My views on sampling

Dear all,

This is my second email on comments to the 2012-02-09 editor's draft. Here
I deal with sampling (chapter 4).

My general view on sampling is that the methodology should have strong
statistical basis for the sample selection and the statistical relevance of
the results obtained for the sample when making considerations on the full
website. In addition, my (little) knowledge of statistics make me worried
about trying to mix samples using different selection criteria. I don't
believe that this a good approach from the viewpoint of statisticall
soundness.

Detailed comments on chapter 4:

   - [4.1] I am not good at statistics, but I have been told that one
   cannot mix different sampling  procedures in one study if the results are
   to be considered statistically relevant. My understanding of it is that we
   can only compare random to random, core to core, and task to task. I
   believe that this a crucial for the methodology.
   - [4.1.1. Paragraph after item list] No. I am afraid that one cannot
   combine samples. The statistical relevance of the results provided by
   evaluation the core resource set cannot be improved by adding random pages.
   - [4.1.2] One idea, why not adding "task-oriented" (complete processes)
   to the core resources?
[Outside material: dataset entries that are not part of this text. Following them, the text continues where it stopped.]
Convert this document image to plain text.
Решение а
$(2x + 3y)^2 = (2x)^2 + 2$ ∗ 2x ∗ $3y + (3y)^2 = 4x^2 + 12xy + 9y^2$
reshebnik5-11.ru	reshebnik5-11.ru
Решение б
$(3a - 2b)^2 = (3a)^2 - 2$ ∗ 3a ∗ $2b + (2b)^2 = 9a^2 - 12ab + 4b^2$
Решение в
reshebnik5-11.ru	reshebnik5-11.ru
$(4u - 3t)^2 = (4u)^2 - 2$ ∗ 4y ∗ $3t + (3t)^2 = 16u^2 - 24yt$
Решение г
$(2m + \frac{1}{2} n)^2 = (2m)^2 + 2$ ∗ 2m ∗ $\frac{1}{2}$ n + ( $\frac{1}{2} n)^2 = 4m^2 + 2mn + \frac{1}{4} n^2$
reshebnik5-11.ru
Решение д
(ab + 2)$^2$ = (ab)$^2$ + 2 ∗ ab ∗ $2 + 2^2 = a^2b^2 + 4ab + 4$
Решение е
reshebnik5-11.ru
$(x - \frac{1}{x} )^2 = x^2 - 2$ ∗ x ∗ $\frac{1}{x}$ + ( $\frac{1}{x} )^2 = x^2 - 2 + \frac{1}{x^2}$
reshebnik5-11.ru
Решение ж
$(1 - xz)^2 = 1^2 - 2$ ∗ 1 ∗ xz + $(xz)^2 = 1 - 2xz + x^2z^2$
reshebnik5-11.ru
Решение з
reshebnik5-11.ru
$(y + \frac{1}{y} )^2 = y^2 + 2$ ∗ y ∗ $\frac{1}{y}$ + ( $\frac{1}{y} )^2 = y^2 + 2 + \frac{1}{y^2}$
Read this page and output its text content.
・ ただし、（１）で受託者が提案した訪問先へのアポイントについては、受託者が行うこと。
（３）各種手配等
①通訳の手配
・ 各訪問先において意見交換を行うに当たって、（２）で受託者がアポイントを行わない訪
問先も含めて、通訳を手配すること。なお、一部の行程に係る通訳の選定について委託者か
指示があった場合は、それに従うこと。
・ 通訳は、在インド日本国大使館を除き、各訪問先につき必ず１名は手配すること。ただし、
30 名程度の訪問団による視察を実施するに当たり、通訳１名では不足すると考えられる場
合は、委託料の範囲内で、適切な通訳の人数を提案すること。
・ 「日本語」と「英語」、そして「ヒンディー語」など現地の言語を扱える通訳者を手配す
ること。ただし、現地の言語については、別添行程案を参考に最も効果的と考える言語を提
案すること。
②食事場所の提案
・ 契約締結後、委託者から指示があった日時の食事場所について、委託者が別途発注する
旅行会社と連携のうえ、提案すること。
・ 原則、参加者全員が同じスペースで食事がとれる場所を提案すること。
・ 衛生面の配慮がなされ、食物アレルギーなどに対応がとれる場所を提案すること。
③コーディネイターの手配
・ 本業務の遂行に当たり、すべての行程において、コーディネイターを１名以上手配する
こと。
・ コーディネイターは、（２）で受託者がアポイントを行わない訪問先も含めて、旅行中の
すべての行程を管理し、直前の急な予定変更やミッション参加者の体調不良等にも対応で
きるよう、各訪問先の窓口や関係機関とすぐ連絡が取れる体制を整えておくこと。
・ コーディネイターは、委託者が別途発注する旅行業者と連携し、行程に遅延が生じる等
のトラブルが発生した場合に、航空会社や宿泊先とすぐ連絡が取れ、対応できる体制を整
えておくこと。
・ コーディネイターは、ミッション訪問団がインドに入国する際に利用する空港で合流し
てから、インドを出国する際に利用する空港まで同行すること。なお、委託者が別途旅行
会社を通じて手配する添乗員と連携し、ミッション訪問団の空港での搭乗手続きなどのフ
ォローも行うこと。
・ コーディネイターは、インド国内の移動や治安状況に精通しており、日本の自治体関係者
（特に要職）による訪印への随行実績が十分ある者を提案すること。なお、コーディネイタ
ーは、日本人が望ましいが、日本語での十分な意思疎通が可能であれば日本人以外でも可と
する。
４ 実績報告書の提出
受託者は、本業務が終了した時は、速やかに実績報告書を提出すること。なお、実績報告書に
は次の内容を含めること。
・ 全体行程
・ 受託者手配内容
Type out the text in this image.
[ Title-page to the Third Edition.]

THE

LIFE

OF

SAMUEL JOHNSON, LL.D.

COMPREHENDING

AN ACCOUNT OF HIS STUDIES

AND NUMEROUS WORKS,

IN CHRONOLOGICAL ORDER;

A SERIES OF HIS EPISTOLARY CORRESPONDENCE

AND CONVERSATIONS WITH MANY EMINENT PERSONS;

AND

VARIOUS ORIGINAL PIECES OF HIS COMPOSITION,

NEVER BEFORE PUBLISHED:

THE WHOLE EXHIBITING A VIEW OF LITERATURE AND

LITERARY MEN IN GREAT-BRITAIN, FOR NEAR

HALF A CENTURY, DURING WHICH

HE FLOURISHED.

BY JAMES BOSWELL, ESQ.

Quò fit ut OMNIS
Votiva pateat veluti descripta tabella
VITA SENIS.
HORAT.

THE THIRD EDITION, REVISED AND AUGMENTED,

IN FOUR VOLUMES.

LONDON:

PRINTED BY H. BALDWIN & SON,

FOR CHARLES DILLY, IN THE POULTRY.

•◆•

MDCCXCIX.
I think it makes sense because both are directed
   samples.
   - [4.1.3, paragraph 1] I think that the methodology can be more
   prescriptive here. It should describe one or more methods for selecting
   random samples. If more than one is listed, then the methodology should
   provide guidance for choosing between them.
   - [4.2. Paragraph 1] No. See my comments above. We cannot combine
   samples created using different methods. Each sample (core, task, random)
   should be treated separated from the others.
   - [4.2. Paragraph 1] Why "minimum of two examples of resources"?
   Explanation is needed...
   - [4.2. Paragraph 2] I think that the methodology can be much more
   precise here. It should be based on "sample theory" from statistics.
   Instead of fixing a minimum amount of pages, it should explain how the size
   of the sample affects the statistical reliability of the results. The
   sample size is different if we want a 95% of reliability (p=0.05) or a 99%
   (p=0.01). In addition, I think that sampling theory takes into account
   categories (attributes) in the population to determine the relevance of the
   sample (like if 50% are women and 50% are men in general population, then
   the sample should maintain these percentages). This idea could be reused
   for selecting pages with some specific types of content.
   - [4.3] I think that the key concept is the "reliability" goal of the
   evaluation process. That will define an adequate sample size.

Again, I sincerely hope that my comments will be useful for your work.